# Toneboards



## Nowski (Dec 27, 2014)

Who here makes their own Toneboards? I am a knifemaker that got a wood lathe for Christmas and would like to give call making a shot as most of my friends hunt in some capacity or another. I would rather not use a pre-made insert and was wondering if it was difficult at all to make your own?

Thanks,
Shannon


----------



## Mike1950 (Dec 27, 2014)

@SENC


----------



## JR Custom Calls (Dec 27, 2014)

I do... hard is a relative term. I started the wrong way, and if I could go back, I'd change how I did it. I bought a public jig thinking I'd be able to make a pretty good duck call without learning how they work. Nope. 

If I could do it over again, I'd make my own flat jig, and start slowly figuring out where I wanted to make adjustments. I sold my public jig and made my own out of DIW that was cracked to where I couldn't use it for a call. Once I know I'm where I need to be, I'll have a custom jig made.

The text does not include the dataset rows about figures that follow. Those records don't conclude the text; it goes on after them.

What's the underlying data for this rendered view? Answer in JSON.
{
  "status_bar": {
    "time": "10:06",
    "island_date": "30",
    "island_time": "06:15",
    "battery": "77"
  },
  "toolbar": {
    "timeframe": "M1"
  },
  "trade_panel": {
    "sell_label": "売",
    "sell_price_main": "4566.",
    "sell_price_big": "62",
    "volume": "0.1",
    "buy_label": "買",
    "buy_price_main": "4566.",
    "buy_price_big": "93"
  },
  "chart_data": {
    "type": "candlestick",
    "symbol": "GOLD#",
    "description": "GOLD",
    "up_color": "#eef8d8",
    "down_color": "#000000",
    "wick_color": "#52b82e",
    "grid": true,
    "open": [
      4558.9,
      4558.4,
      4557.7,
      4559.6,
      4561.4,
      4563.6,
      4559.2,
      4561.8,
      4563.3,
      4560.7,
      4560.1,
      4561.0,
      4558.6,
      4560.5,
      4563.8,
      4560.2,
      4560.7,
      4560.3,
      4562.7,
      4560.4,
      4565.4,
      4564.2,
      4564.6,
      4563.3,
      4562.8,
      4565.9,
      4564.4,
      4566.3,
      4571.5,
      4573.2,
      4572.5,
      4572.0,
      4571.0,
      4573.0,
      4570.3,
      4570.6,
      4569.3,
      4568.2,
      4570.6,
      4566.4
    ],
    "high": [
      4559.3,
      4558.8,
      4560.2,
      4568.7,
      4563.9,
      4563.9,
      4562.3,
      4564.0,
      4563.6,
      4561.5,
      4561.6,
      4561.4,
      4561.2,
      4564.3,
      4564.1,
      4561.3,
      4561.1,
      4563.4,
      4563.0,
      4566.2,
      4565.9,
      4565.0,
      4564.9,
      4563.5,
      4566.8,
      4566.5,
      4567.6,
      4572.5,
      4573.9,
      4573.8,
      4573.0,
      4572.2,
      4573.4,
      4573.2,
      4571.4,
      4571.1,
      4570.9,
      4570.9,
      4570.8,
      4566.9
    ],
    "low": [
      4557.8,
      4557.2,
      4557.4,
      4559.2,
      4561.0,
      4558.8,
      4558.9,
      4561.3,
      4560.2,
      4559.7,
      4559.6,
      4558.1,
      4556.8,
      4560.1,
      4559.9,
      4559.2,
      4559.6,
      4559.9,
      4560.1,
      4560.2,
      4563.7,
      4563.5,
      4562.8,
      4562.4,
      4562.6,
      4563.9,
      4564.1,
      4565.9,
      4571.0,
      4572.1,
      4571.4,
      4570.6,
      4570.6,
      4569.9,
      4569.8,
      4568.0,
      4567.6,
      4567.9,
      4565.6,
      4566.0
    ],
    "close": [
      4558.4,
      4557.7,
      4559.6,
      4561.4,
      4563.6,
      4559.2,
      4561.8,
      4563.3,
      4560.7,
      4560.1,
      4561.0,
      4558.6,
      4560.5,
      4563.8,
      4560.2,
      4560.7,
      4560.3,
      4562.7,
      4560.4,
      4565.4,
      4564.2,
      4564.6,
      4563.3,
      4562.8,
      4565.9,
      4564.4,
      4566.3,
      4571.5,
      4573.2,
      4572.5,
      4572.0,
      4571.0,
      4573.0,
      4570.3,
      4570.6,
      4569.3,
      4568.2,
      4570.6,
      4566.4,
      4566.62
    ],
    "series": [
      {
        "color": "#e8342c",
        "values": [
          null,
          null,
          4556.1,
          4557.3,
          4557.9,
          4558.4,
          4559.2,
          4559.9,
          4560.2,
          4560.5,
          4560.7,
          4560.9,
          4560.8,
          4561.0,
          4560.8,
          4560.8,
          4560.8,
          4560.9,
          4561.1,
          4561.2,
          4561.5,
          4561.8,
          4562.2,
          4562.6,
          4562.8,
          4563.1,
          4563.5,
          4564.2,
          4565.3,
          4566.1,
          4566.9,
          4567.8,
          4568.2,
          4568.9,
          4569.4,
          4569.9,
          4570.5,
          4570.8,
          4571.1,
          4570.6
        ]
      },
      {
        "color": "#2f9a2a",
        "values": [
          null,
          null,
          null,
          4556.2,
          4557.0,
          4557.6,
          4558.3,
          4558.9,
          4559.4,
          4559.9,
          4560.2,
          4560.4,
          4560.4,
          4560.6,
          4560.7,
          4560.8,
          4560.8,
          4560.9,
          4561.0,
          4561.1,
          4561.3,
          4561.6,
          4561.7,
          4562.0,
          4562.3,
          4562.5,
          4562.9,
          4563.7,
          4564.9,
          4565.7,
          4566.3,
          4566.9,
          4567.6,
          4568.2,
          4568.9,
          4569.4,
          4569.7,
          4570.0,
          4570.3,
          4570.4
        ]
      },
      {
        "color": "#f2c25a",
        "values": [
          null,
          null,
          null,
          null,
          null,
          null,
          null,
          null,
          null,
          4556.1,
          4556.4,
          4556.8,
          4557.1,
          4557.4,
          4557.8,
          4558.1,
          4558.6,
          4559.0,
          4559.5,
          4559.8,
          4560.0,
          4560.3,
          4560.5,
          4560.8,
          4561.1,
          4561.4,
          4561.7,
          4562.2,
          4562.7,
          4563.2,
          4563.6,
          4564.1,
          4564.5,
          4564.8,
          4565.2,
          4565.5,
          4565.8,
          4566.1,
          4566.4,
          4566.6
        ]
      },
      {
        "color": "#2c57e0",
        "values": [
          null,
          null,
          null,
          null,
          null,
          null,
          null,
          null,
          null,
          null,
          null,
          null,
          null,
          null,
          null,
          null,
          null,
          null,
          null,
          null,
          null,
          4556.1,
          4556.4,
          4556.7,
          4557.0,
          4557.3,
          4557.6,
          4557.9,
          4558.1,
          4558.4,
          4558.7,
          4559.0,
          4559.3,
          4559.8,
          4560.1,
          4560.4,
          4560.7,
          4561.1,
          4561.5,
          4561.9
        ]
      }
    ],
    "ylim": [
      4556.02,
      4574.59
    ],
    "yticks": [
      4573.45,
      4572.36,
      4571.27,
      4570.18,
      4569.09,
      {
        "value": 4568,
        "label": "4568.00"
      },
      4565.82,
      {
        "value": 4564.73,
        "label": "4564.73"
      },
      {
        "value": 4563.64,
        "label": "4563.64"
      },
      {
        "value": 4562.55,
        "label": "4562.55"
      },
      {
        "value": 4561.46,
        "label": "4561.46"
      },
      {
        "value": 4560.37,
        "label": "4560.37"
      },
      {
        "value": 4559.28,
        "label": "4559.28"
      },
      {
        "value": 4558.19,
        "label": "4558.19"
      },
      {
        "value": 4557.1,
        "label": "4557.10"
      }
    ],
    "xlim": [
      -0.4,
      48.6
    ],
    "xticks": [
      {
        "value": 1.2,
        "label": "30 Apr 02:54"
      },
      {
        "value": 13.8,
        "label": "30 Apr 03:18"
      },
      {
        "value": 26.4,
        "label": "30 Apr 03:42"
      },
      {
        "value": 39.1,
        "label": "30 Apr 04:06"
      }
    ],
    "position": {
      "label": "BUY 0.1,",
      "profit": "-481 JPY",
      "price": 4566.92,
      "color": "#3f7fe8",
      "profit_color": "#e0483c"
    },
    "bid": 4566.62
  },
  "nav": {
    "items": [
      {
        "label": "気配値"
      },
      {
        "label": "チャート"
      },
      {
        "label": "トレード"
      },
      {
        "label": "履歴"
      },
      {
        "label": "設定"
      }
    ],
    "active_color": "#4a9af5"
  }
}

Reactions: Thank You! 1 | Agree 1


----------



## SENC (Dec 27, 2014)

I agree completely with Jonathan. If you haven't found www.thogamecallsforums.com, yet, check it out... a phenomenal resource and lots of tutorials. While there, look for a section called NC Turnathon. You'll find details for a planned callmaker get-together in February near Jacksonville, NC. If you can attend that, you can significantly shorten your learning curve.

Reactions: Thank You! 1


----------



## stumpjumper (Jan 2, 2015)

A flat jig is a good place to start. It will give you a square cork notch and level board to start from. 

Stump


----------